Fortunately, local neighbourhood police teams are getting better at communicating to their communities what they are doing. One team in Sheffield reported this to their residents just after Christmas:
– Conviction and prison for 27 months for an offender dealing on Creswick Street, Walkley
– 18 months conviction and imprisonment with 2 months already on remand for offender growing cannabis on Walkley Bank Road
– Found and arrested female wanted since July for failing to appear at court for significant offences of violence here and in North Yorkshire
– Prolific shoplifter in Upperthorpe had stolen from three local shops and breached his Criminal Behaviour Order – in jail for 4 months
– 2 offenders growing large quantities of cannabis on Middlewood Road. We raided, arrested and these two were jailed for 18 months, already remanded for two
The neighbourhood sergeant wrote: ‘6 offenders in prison for a total of 76 months… The secret to all this is close community links and dedicated proactive policing in our area…’

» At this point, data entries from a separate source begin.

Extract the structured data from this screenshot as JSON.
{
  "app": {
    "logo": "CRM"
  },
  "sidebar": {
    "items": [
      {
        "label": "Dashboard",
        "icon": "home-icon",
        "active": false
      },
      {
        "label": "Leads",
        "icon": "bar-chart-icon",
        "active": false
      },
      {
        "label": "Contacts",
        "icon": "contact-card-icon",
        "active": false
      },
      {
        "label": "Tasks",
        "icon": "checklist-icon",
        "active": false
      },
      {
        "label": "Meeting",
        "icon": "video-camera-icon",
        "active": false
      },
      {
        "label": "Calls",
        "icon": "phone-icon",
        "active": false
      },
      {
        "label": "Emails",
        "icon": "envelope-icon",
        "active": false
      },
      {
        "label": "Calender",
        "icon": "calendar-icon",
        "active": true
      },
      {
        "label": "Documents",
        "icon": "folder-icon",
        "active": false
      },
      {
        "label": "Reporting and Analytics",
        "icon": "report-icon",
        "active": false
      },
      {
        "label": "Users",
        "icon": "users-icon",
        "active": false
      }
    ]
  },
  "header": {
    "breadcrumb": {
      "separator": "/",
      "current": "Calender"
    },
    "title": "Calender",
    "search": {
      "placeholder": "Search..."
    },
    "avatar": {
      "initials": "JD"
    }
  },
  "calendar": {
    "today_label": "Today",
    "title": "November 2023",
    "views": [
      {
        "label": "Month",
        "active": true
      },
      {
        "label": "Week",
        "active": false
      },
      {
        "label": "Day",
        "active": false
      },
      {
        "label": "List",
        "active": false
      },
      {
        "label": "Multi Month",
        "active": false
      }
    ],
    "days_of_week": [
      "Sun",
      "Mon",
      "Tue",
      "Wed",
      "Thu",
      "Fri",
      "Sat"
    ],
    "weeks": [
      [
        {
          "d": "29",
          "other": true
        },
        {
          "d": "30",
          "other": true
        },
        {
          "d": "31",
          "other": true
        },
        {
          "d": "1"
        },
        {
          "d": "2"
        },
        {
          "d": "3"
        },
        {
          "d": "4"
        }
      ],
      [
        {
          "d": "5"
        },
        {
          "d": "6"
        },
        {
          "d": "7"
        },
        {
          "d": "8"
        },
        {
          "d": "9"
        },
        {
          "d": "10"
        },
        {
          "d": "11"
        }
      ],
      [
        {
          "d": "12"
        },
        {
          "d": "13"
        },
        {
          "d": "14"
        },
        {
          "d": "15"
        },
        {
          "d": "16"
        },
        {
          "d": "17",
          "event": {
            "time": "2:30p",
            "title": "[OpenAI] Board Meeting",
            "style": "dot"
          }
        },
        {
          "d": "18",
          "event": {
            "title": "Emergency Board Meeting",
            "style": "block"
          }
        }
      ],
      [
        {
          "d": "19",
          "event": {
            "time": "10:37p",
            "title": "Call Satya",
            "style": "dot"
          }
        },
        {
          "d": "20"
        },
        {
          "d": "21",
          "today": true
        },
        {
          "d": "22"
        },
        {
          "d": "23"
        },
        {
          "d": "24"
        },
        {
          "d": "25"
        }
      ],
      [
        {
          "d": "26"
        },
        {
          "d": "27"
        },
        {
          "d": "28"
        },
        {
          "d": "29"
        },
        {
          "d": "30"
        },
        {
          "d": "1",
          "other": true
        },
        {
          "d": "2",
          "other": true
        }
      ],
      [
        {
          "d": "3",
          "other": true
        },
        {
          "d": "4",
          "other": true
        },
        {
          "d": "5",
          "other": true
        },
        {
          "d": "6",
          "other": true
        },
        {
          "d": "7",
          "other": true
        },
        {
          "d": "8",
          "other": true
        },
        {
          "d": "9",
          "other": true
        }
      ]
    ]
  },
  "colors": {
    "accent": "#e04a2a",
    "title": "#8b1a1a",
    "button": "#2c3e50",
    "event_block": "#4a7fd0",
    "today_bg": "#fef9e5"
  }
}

Absolutely right. I congratulate the Walkley and Hillsborough Neighbourhood Team. As we strengthen neighbourhood teams with additional officers, this is what we hope to see rippling across South Yorkshire.
Exercising restraint
The headline in The Star was arresting: ‘Police are using restraint more’. This is another way of saying that the police are using force more – and that made me sit up. Force includes the use of handcuffs or wrestling someone to the ground – so serious matters. But I wasn’t aware of any surge in the use of force, so I looked more closely at what the paper appeared to be suggesting in its headline – which was a big headline over a story occupying half a page.
The report was comparing Home Office figures for the use of force in the year to March 2022 with the year to March 2020, the year before the pandemic really took hold. (Everyone accepts that the time of lock-downs and restrictions distorted ‘normal’ crime figures and should not be used to compare other years.) It had figures for all police forces. The use of force in South Yorkshire had gone up. So given the startling headline, how dramatic was the rise?
I looked for the figures, which were given by the paper in the report. Force had been used 6,845 times in the year to March 2022. This was up from 6,806 in 2019-2020. A rise of – I’m sure you have got there already – 1%.
One percent! You could say – and the headline would have been more accurate – ‘Little change in police use of force’. You could even say, ‘No change’, since this is not particularly statistically significant.
The report also had another detail in it. The small rise in South Yorkshire, it seems, was in some contrast to elsewhere in the country, where overall the use of force increased from 492,000 incidents to 608,000 when the two years were compared.
We take the use of force very seriously in South Yorkshire. It is something I ask the Independent Ethics Panel to keep an eye on. So the fact that the use of force has scarcely increased at all even though there are now more police on the streets than there were in 2019, is the better conclusion to draw. The headline would not be as dramatic – ‘No change in police use of force’ – and it would require the journalists, of course, to exercise – how shall I put it – a little more restraint.